Tak, do tego krajobrazu rzeczywiście trudno się przyzwyczaić. I zapewne muszą minąć lata, by mógł on człowiekowi spowszednieć…
Następna skała, którą mijali, z kolei kształtu ogromnej zastygłej kropli, tyle że odwróconej, zwróciła uwagę chłopca okrągławym czarnym otworem położonym akurat na wysokości jego oczu. Chyba tylko dlatego przechodząc zerknął do wnętrza tej jakiejś miniaturowej groty. Natychmiast zatrzymał się i przystąpił bliżej skały.

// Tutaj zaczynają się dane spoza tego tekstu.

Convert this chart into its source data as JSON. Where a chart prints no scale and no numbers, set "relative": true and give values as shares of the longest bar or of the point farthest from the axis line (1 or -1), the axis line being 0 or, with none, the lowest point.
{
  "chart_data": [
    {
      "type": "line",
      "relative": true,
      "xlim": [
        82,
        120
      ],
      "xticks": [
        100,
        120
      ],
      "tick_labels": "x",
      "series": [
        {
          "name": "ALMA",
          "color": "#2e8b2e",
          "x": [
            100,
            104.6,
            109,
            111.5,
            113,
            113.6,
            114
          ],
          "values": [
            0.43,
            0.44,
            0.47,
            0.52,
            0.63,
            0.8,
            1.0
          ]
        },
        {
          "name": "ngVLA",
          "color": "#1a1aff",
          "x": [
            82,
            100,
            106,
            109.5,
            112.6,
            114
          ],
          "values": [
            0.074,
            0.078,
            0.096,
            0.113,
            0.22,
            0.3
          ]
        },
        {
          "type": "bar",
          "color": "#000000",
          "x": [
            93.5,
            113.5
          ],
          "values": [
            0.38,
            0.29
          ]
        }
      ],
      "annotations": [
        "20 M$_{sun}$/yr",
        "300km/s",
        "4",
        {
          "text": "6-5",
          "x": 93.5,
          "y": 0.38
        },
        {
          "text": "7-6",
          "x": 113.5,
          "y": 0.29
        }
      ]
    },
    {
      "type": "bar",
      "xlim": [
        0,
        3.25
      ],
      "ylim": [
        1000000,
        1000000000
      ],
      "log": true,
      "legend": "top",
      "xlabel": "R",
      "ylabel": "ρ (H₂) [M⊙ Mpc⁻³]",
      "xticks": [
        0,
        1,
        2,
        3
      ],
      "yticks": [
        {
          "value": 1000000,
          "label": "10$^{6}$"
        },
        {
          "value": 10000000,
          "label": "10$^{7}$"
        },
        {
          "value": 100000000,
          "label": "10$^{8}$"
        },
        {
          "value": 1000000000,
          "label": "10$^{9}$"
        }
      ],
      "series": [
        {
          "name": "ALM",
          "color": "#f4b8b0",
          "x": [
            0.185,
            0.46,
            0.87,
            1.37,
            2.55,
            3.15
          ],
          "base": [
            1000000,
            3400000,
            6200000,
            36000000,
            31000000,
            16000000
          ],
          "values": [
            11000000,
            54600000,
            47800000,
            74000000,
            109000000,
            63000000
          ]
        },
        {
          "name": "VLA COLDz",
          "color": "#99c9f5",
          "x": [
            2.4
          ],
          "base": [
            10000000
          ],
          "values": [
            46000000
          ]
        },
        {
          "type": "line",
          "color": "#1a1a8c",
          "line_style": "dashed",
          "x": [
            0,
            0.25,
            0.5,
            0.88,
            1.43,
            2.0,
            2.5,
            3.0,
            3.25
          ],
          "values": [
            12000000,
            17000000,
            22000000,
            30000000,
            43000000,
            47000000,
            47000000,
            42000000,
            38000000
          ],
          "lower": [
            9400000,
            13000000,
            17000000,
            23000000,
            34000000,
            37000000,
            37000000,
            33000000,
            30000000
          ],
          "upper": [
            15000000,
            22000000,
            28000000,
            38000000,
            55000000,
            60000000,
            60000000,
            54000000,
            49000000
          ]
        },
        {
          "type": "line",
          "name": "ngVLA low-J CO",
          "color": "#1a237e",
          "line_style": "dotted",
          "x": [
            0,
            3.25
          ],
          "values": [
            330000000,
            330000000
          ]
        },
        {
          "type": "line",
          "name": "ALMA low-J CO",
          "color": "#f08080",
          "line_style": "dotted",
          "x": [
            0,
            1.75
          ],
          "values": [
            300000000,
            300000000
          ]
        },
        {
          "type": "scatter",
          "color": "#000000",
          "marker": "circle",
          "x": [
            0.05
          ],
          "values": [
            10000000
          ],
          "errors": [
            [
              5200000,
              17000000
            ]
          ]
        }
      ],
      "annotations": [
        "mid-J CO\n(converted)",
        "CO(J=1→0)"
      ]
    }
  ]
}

— Popatrz! — zawołał nie odwracając się. — Coś fantastycznego.
Sola podeszła bliżej.
— Tak… ładne… — powiedziała bez przekonania.
Ale to było naprawdę ładne. Ze stropu skalnej wnęki celowały w dół ostre, graniaste szpice wydłużonych kryształowych lasek, pięknej, żółtoniebieskawej barwy. Padające z zewnątrz nikłe, granatowe światło krzesało w ich wnętrzach delikatne ogniki, zapalające się i gasnące przy najlżejszym poruszeniu głowy. Natomiast w głębi i u podstawy niszy kotłowały się jakby nitki makaronu. Ale nie podanego na talerz, tylko takiego, jaki wyjmuje się z pudełka, przed ugotowaniem. Sztywne, poskręcane niemiłosiernie, białawe i na pozór tak kruche, jakby czekały na jedno z prztyknięcie palcem, by rozsypać się na proszek. Kiedy jednak Jarek sięgnął po nie dłonią, uzbrojoną w wielką, szorstką rękawicę, stawiły mu niespodziewany opór. Próżno naciskał z całej siły zewnętrzne sploty kamiennego kłębowiska, próżno też próbował chwytać poszczególne skalne nitki. Nic z tego. W końcu dał spokój, cofnął rękę i przyglądał się tylko, zbliżając głowę do otworu i oddalając ją, żeby nacieszyć oczy grą świateł w kryształach.
— To chryzoberyl — powiedziała Sola.